Tomas Kaberle has not been the difference-maker the Boston Bruins thought they were acquiring.
BOSTON - Tomas Kaberle hops over the boards and skates seamlessly, almost unnoticeably into the play. For the next 45 seconds he looks very much like the confident, experienced National Hockey League defencemen that he should be, after 900-plus games.
He passes the puck crisply, most often in the build up of a play rather than the critical, finishing dish that leads to a scoring chance. He skates the puck well, though not from end to end or with the air of a defenceman intent creating something all by himself.
On the frail Boston Bruins powerplay he is a simply a way station for the puck. Not the final stop for that blast that might make a difference in a Stanley Cup Final, something once considered a likely scenario for a sought-after finishing piece like Kaberle.
Through two pointless, ineffectual games of this Final, Kaberle has become a metaphor the Boston Bruins team he plays for: A nice player and a nice team, but after all the hype, neither is quite as good as what the Vancouver Canucks have to offer.
There is nothing bad to say about either Kaberle or the Bruins, though not a lot of good either through two close games on this Stanley Cup Final, both won by the Canucks.
As a Canadian who has been force-fed years of Kaberle speculation by the Toronto media, you watch him play for a couple of nights and think, "This is the guy Toronto Maple Leafs GM Brian Burke secured Boston's best minor league prospect (Joe Colborne), a late first-round pick (29th or 30th) and a second-rounder for?
"Nice trade, Burkie."
Every July 1, every March trading deadline. "Would he stay? Would he waive? How much could he fetch?"
Simply by the amount of airtime devoted to the topic, the fallen forests to produce the newsprint, the endless radio conversation, the name "Tomas Kaberle" became synonymous with "highly valuable defenceman who can take a team that's close and put them over the top."
Well, Boston is close. And Kaberle, a four-time all-star, is not at the steering wheel, ranking fifth among Bruins defencemen in ice time at 16:12 per playoff game.
A No. 5 defenceman is what he has become, after being brought here to quarterback a powerplay that has been worse than abysmal.
"You're right: It's been pretty bad," defenceman Dennis Seidenberg admitted. "But we try to be positive in here, and hopefully we'll be better. It has to be better."
For his part, the 33-year-old Czech is oblivious to the concern, as he always seemed to be during his 11 seasons in Toronto.
"At the start it was tough, leaving a place where you played for so long, had lots of friends," he said. "We had to adjust to a new team, new teammates. But now, I'm in the Final, and I'm really enjoying it."
"The guys made it easier on me, my new teammates. They helped me from the Day 1."
The Bruins, we restate, gave up a largesse to acquire Kaberle's services for this playoff run only. He becomes a unrestricted free agent on July 1, and where we once assumed that he was underpaid at $4.25 million - and would correct that with a giant payday this summer - this playoff run has proven that a woeful error.

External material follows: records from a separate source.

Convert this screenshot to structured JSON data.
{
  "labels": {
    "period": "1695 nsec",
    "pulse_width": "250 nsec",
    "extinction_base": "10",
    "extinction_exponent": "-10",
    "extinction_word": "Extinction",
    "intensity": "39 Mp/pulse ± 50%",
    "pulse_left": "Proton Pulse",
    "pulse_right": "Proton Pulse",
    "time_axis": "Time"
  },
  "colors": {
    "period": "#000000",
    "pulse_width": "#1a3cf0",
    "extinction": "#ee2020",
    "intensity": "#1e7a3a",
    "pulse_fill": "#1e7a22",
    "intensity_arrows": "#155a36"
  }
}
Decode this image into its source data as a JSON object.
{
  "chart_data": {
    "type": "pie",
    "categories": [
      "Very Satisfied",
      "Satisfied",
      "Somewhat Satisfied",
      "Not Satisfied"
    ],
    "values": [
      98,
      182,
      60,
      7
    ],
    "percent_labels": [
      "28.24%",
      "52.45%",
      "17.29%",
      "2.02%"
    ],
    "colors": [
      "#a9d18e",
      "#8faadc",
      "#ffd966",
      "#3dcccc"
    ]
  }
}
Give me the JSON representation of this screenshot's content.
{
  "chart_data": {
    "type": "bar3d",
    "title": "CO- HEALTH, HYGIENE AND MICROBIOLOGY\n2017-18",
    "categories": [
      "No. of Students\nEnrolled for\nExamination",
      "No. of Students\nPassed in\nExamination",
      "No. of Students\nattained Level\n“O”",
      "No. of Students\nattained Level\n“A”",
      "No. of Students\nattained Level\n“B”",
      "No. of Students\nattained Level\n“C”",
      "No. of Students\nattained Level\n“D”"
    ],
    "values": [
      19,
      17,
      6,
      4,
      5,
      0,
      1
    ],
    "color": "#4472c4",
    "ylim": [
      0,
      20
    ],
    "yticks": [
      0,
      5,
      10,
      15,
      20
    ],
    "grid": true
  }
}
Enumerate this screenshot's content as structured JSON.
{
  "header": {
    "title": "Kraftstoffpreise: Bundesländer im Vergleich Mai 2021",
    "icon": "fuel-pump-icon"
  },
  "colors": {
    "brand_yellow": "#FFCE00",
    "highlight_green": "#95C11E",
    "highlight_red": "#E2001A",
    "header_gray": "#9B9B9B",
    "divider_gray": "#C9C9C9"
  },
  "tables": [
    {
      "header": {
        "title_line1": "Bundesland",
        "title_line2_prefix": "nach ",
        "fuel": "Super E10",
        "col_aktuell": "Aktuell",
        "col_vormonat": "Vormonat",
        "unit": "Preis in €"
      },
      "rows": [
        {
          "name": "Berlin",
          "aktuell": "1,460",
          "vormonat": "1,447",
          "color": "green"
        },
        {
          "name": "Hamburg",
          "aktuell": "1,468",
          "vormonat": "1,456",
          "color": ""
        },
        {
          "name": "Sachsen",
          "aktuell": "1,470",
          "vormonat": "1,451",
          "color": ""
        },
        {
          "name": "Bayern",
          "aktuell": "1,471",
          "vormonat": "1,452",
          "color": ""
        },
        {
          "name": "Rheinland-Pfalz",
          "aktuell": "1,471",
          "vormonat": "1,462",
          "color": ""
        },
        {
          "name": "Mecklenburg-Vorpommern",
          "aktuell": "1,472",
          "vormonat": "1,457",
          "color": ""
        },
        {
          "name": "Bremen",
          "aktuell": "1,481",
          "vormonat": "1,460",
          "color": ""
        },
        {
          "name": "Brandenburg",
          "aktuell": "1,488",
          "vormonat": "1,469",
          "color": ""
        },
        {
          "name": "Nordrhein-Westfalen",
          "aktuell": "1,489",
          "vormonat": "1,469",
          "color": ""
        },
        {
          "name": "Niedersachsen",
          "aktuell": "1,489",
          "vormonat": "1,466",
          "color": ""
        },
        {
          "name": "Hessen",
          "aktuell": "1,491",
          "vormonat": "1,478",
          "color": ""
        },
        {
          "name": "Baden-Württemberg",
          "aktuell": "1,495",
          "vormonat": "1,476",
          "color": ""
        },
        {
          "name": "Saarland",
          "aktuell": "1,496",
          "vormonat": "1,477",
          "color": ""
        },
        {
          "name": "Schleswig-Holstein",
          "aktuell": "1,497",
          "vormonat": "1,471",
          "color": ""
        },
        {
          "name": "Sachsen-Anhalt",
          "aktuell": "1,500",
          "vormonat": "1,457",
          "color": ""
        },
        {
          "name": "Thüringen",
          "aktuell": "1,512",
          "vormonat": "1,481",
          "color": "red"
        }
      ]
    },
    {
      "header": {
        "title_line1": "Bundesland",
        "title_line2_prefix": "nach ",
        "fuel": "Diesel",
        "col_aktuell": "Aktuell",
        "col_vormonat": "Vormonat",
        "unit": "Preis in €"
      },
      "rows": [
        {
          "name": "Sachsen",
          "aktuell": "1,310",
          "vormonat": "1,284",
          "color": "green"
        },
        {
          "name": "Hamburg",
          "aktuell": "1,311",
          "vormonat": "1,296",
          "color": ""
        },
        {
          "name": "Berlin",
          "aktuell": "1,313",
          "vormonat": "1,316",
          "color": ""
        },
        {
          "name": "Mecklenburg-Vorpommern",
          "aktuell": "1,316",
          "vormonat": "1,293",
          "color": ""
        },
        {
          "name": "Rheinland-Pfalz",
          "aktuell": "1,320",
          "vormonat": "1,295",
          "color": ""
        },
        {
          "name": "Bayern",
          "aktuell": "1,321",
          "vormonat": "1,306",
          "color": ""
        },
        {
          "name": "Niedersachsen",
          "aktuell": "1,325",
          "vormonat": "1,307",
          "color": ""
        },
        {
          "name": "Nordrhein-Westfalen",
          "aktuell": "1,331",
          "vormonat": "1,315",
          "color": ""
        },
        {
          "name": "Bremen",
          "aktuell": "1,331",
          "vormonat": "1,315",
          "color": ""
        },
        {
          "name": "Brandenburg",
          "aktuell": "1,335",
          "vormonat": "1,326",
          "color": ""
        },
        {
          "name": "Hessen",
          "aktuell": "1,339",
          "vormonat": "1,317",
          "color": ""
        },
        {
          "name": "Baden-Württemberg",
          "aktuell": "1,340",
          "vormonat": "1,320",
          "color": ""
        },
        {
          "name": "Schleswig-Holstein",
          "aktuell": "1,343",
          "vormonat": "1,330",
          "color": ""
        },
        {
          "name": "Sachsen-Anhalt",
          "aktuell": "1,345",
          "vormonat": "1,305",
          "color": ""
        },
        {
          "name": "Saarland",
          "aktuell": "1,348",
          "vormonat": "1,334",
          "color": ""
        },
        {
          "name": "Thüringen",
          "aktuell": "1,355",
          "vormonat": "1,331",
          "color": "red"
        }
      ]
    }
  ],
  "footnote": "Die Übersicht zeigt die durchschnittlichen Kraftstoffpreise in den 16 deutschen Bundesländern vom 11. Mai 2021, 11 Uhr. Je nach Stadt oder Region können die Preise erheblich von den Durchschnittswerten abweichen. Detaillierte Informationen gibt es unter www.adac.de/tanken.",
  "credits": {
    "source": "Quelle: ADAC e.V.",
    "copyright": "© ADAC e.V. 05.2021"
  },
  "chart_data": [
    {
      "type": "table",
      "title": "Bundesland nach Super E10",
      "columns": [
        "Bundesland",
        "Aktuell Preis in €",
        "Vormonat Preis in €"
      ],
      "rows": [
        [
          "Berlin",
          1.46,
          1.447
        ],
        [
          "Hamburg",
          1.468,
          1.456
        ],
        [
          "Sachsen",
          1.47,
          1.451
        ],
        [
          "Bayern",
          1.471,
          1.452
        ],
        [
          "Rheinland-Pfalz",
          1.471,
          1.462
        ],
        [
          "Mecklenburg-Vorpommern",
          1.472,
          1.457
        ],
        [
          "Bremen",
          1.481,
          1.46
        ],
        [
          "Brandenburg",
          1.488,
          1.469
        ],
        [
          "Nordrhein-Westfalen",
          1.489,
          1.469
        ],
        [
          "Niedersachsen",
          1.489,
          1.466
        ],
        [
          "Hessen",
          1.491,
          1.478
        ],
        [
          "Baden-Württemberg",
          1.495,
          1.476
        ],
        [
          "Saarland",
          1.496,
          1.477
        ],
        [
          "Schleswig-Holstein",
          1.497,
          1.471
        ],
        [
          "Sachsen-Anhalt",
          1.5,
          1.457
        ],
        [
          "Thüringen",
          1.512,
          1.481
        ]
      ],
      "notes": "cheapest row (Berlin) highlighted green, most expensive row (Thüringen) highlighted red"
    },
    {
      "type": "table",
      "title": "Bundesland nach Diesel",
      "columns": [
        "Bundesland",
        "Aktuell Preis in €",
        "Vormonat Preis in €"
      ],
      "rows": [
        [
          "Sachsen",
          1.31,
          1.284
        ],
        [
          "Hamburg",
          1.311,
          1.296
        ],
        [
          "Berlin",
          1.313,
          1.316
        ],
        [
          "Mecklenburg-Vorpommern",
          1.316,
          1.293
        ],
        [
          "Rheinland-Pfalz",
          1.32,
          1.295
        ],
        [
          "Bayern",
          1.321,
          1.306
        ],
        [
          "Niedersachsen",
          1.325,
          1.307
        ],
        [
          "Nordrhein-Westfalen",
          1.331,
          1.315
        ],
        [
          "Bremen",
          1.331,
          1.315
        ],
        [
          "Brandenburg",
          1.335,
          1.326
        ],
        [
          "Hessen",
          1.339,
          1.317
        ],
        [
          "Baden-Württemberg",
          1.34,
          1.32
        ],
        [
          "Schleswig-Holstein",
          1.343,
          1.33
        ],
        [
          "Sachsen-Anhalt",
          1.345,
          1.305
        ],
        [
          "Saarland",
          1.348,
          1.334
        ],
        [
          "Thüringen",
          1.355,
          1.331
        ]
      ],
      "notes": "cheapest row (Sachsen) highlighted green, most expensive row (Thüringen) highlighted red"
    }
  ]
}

Kaberle is a third-pairing guy at this, his first Final, playing on the first-unit powerplay that can't find his pass with both hands. He's a player's player, a pro's pro to be sure. But the players don't pay the paychecks - owners do.
"All those years in Toronto were great practice for him," fellow Boston defenceman Andrew Ference chuckled. "If you don't get a good, tough exterior shell on you there, you're not going to get it anywhere.
"It's allowed him to step into a role as a player on a team that's expected to do things, and roll with the punches. He's been seamless in the locker room. I think, all those years of guys being so familiar with him, watching him on TV, and all the coverage the Maple Leafs get, he comes in with immediate respect."
But NHL players know the bottom line better than anyone else, and the bottom line begins and ends with production. If you're a sixth defenceman, then you fulfill the worker-bee duties that role entails.
If you're the free agent pick-up that was supposed to bring offence from the back end, then zero playoff goals and eight assists won't do.
And beyond even the numbers, being just another guy in a Bruins uniform who checks in for his 45-second shift is not what Bruins GM Peter Chiarelli brought him here for.
Kaberle is supposed to be a difference maker, and so far, the only score he's settled was the uneven trade Chiarelli had made when he sent Phil Kessel to Toronto.
"I still put a lot of pressure on myself," Kaberle said, seemingly immune to the critical question. "Boston is a good hockey city as well, everybody has high expectations every year. And that's what you want … that every day you are pushed to the limits."
Pushed to the limits? Sure.
Reaching the limits? Tomas Kaberle hasn't come anywhere close in Boston.